Tech Study Guide
Linux Operations Examples
Practical Linux examples for systemd services, timers, rsync snapshot backups, and nftables host firewalls.
Linux Operations Examples
These examples complement Linux, systemd, scheduled automation, backup and file transfer, and firewall notes.
Linux Service Example
A small systemd service with explicit user, restart behavior, logging, and resource controls:
[Unit]
Description=Example API service
After=network-online.target
Wants=network-online.target
[Service]
Type=simple
User=app
Group=app
WorkingDirectory=/opt/example-api
EnvironmentFile=-/etc/example-api/env
ExecStart=/opt/example-api/bin/server --config /etc/example-api/config.yaml
Restart=on-failure
RestartSec=5s
NoNewPrivileges=true
PrivateTmp=true
ProtectSystem=strict
ReadWritePaths=/var/lib/example-api /var/log/example-api
MemoryMax=1G
CPUQuota=150%
LimitNOFILE=65535
[Install]
WantedBy=multi-user.target
Companion timer for a safe maintenance job:
[Unit]
Description=Nightly example-api cleanup
[Timer]
OnCalendar=*-*-* 03:15:00
RandomizedDelaySec=20m
Persistent=true
Unit=example-api-cleanup.service
[Install]
WantedBy=timers.target
[Unit]
Description=Run example-api cleanup
[Service]
Type=oneshot
User=app
ExecStart=/usr/bin/flock -n /run/example-api-cleanup.lock /opt/example-api/bin/cleanup
Linux Backup Script Example
An rsync snapshot pattern using --link-dest and a dry run before destructive synchronization:
#!/usr/bin/env bash
set -euo pipefail
source_dir="/srv/app/"
backup_root="/backups/app"
stamp="$(date -u +%Y%m%dT%H%M%SZ)"
latest="${backup_root}/latest"
target="${backup_root}/${stamp}"
mkdir -p "$target"
rsync -aHAXn --delete \
--exclude cache/ \
--exclude tmp/ \
--link-dest "$latest" \
"$source_dir" "$target/"
rsync -aHAX --delete \
--exclude cache/ \
--exclude tmp/ \
--link-dest "$latest" \
"$source_dir" "$target/"
ln -sfn "$target" "$latest"
nftables Firewall Example
A small host firewall that defaults to deny inbound traffic while allowing established flows, SSH, HTTP, and HTTPS:
table inet filter {
chain input {
type filter hook input priority 0; policy drop;
iif lo accept
ct state established,related accept
ct state invalid drop
ip protocol icmp accept
ip6 nexthdr icmpv6 accept
tcp dport { 22, 80, 443 } accept
counter log prefix "nft-drop-input: " flags all drop
}
chain forward {
type filter hook forward priority 0; policy drop;
}
chain output {
type filter hook output priority 0; policy accept;
}
}
Study Cards
Why set an explicit User in a systemd service?

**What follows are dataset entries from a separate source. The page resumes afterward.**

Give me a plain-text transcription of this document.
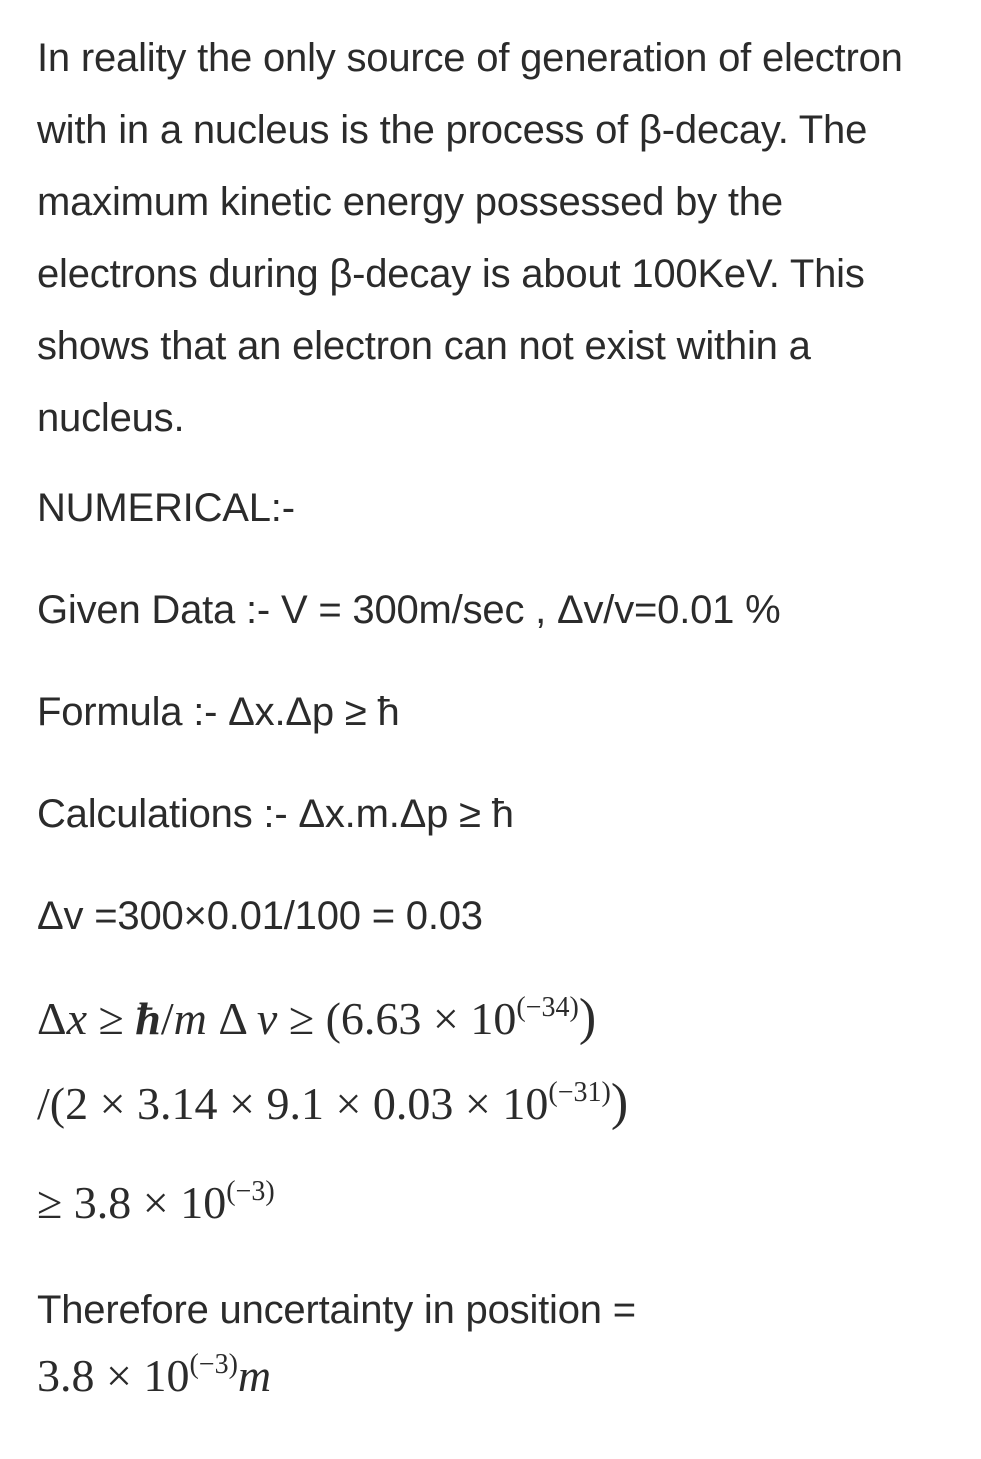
In reality the only source of generation of electron with in a nucleus is the process of β-decay. The maximum kinetic energy possessed by the electrons during β-decay is about 100KeV. This shows that an electron can not exist within a nucleus.

NUMERICAL:-

Given Data :- V = 300m/sec , Δv/v=0.01 %

Formula :- Δx.Δp ≥ ħ

Calculations :- Δx.m.Δp ≥ ħ

Δv =300×0.01/100 = 0.03

Δx ≥ ħ/m Δ $v \ge (6.63 \times 10^{(-34)})$

$/(2 \times 3.14 \times 9.1 \times 0.03 \times 10^{(-31)})$

≥ $3.8 \times 10^{(-3)}$

Therefore uncertainty in position =

$3.8 \times 10^{(-3)}m$
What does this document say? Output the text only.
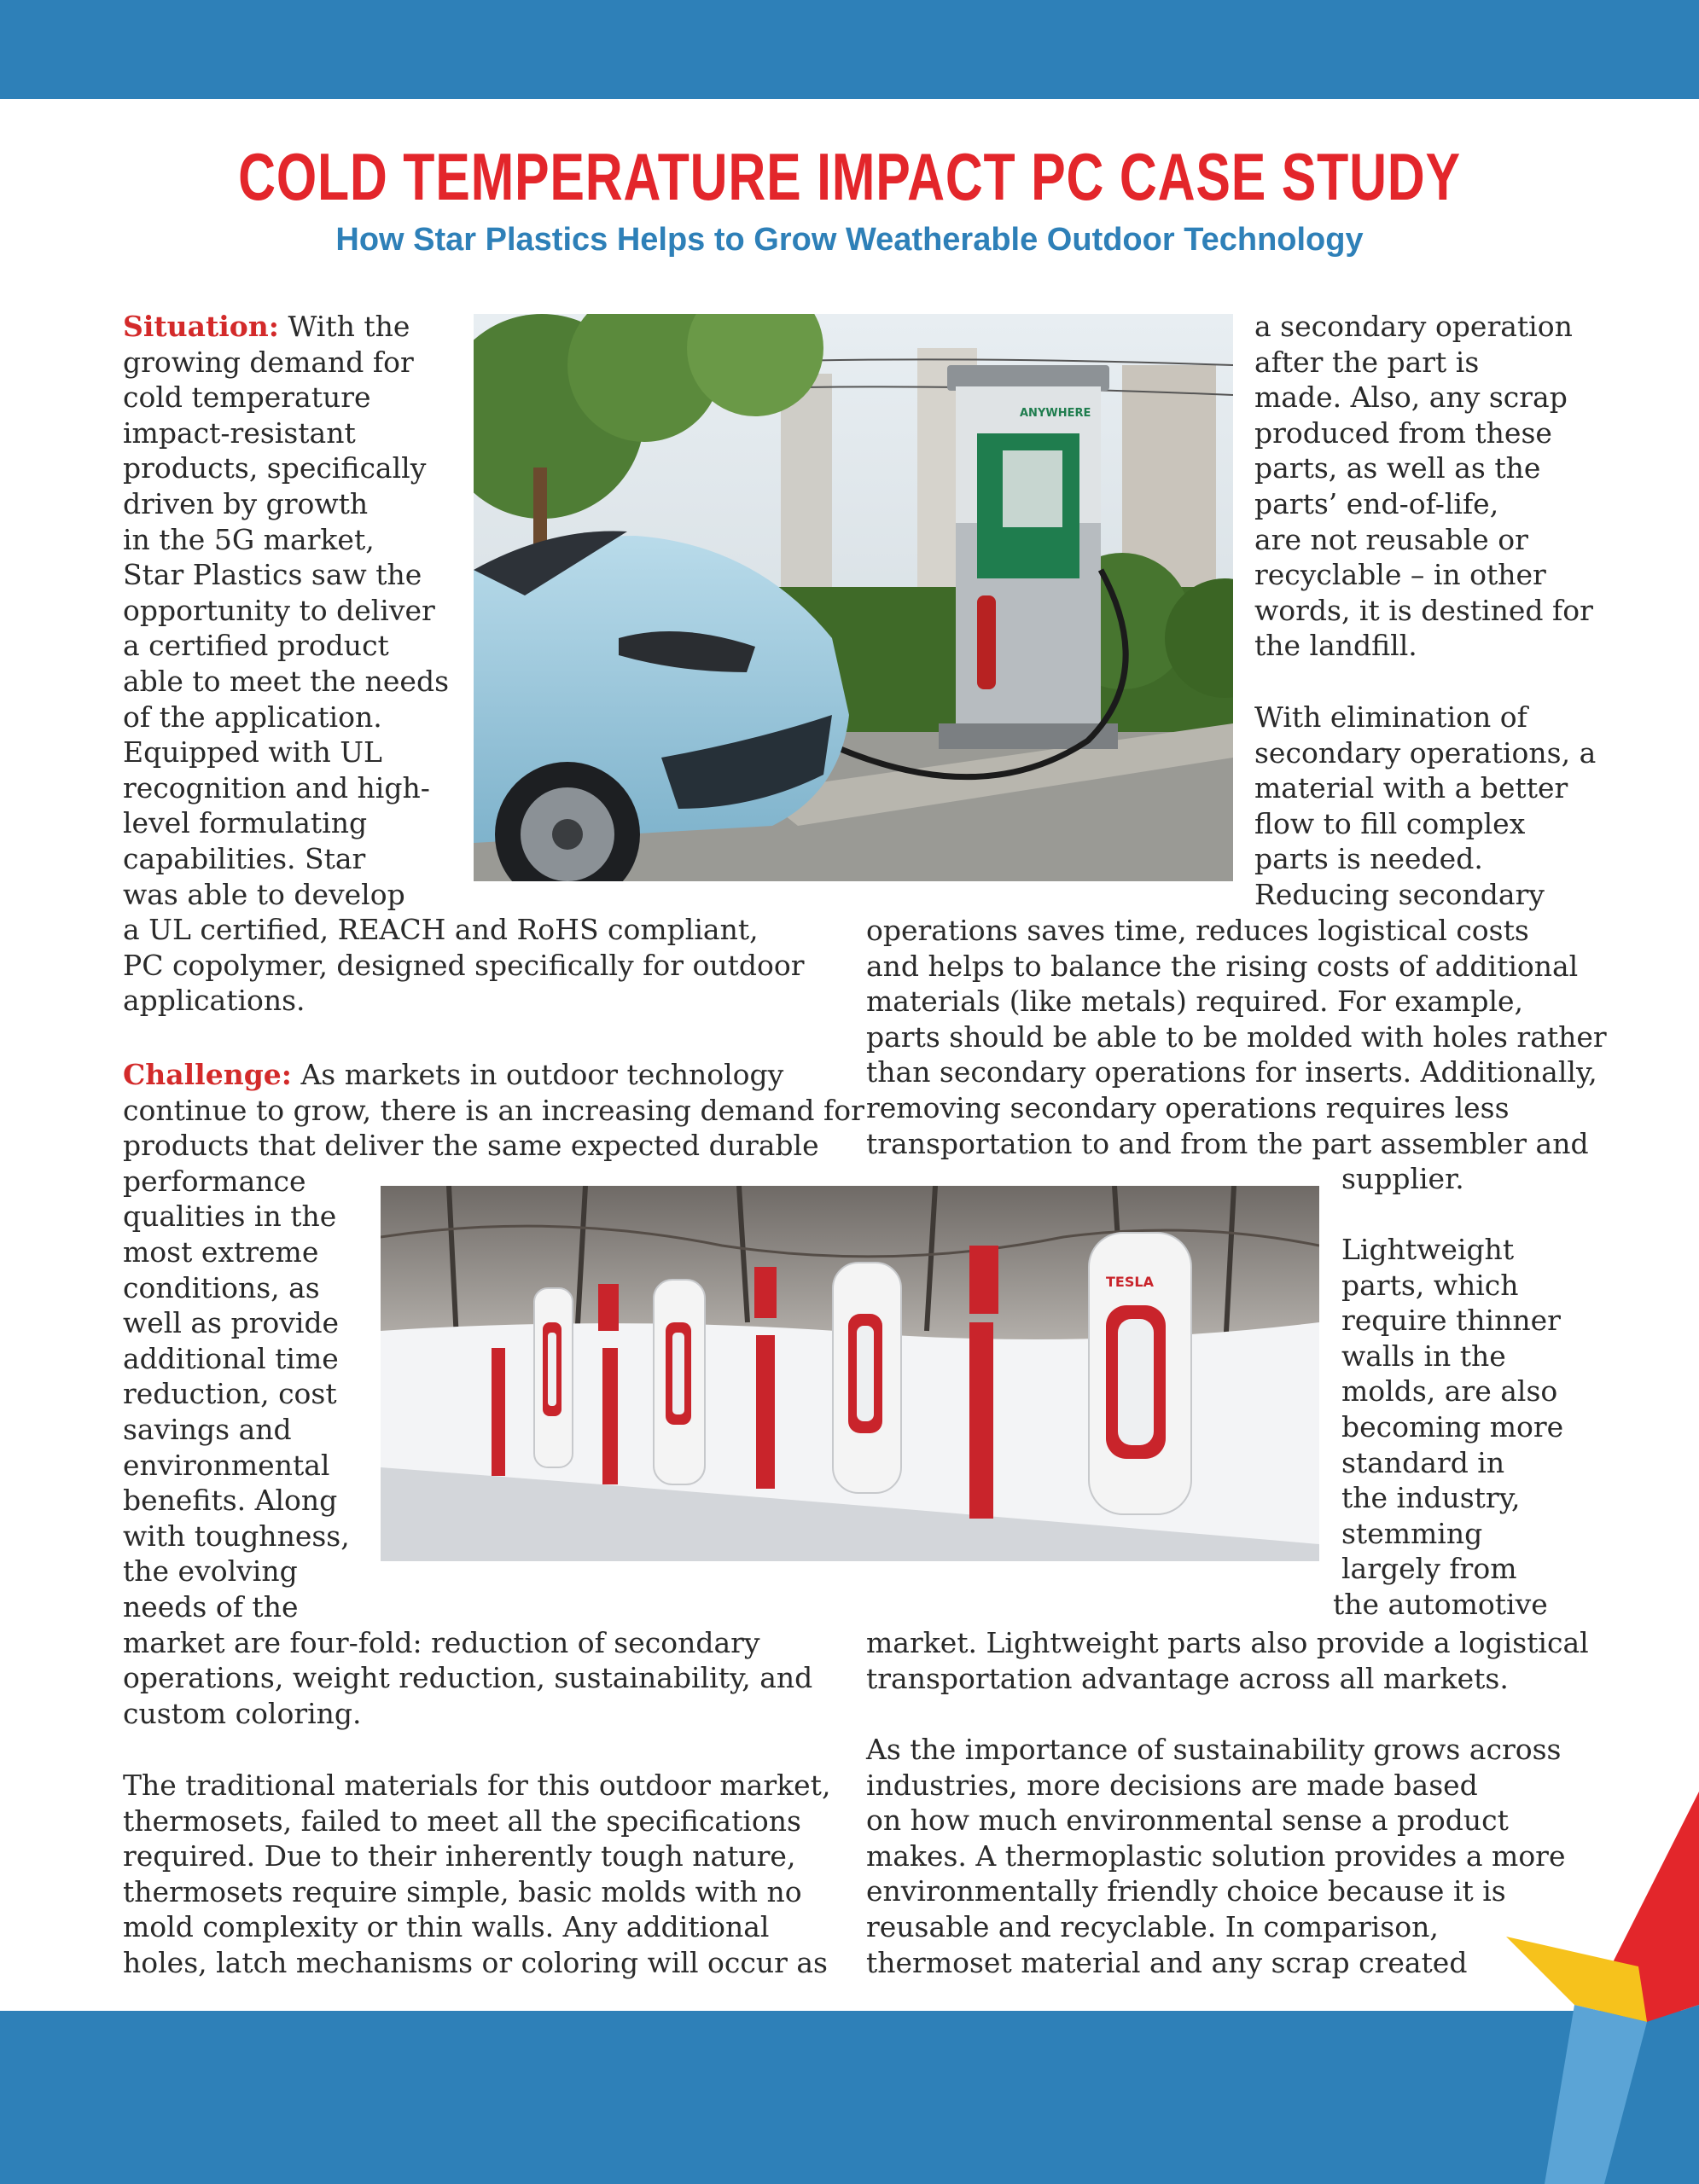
COLD TEMPERATURE IMPACT PC CASE STUDY
How Star Plastics Helps to Grow Weatherable Outdoor Technology
Situation: With the
growing demand for
cold temperature
impact-resistant
products, specifically
driven by growth
in the 5G market,
Star Plastics saw the
opportunity to deliver
a certified product
able to meet the needs
of the application.
Equipped with UL
recognition and high-
level formulating
capabilities. Star
was able to develop
a UL certified, REACH and RoHS compliant,
PC copolymer, designed specifically for outdoor
applications.
Challenge: As markets in outdoor technology
continue to grow, there is an increasing demand for
products that deliver the same expected durable
performance
qualities in the
most extreme
conditions, as
well as provide
additional time
reduction, cost
savings and
environmental
benefits. Along
with toughness,
the evolving
needs of the
market are four-fold: reduction of secondary
operations, weight reduction, sustainability, and
custom coloring.
The traditional materials for this outdoor market,
thermosets, failed to meet all the specifications
required. Due to their inherently tough nature,
thermosets require simple, basic molds with no
mold complexity or thin walls. Any additional
holes, latch mechanisms or coloring will occur as
a secondary operation
after the part is
made. Also, any scrap
produced from these
parts, as well as the
parts’ end-of-life,
are not reusable or
recyclable – in other
words, it is destined for
the landfill.
With elimination of
secondary operations, a
material with a better
flow to fill complex
parts is needed.
Reducing secondary
operations saves time, reduces logistical costs
and helps to balance the rising costs of additional
materials (like metals) required. For example,
parts should be able to be molded with holes rather
than secondary operations for inserts. Additionally,
removing secondary operations requires less
transportation to and from the part assembler and
supplier.
Lightweight
parts, which
require thinner
walls in the
molds, are also
becoming more
standard in
the industry,
stemming
largely from
the automotive
market. Lightweight parts also provide a logistical
transportation advantage across all markets.
As the importance of sustainability grows across
industries, more decisions are made based
on how much environmental sense a product
makes. A thermoplastic solution provides a more
environmentally friendly choice because it is
reusable and recyclable. In comparison,
thermoset material and any scrap created
ANYWHERE
TESLA
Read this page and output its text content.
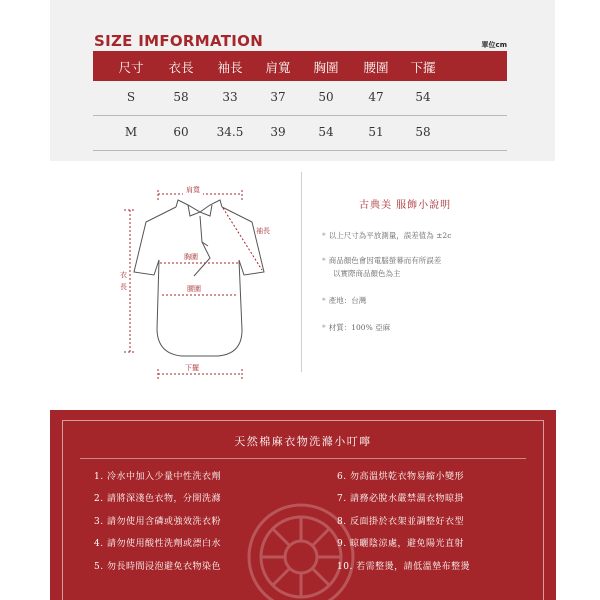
SIZE IMFORMATION	單位cm
尺寸 衣長 袖長 肩寬 胸圍 腰圍 下擺
S	58	33	37	50	47	54
M	60 34.5 39	54	51	58
肩寬
袖長
胸圍
衣
長	腰圍
下擺
古典美 服飾小說明
* 以上尺寸為平放測量，誤差值為 ±2c
* 商品顏色會因電腦螢幕而有所誤差
以實際商品顏色為主
* 產地：台灣
* 材質：100% 亞麻
天然棉麻衣物洗滌小叮嚀
1. 冷水中加入少量中性洗衣劑
2. 請將深淺色衣物，分開洗滌
3. 請勿使用含磷或強效洗衣粉
4. 請勿使用酸性洗劑或漂白水
5. 勿長時間浸泡避免衣物染色
6. 勿高溫烘乾衣物易縮小變形
7. 請務必脫水嚴禁濕衣物晾掛
8. 反面掛於衣架並調整好衣型
9. 晾曬陰涼處，避免陽光直射
10. 若需整燙，請低溫墊布整燙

It prevents the service from running as root unless root privileges are actually required.
Why run rsync with --dry-run before --delete?
It previews deletions so a wrong source path or exclude rule does not erase the destination.
What should a default-deny host firewall still allow?
Loopback, established flows, required management and service ports, and the ICMP/ICMPv6 behavior needed for operations.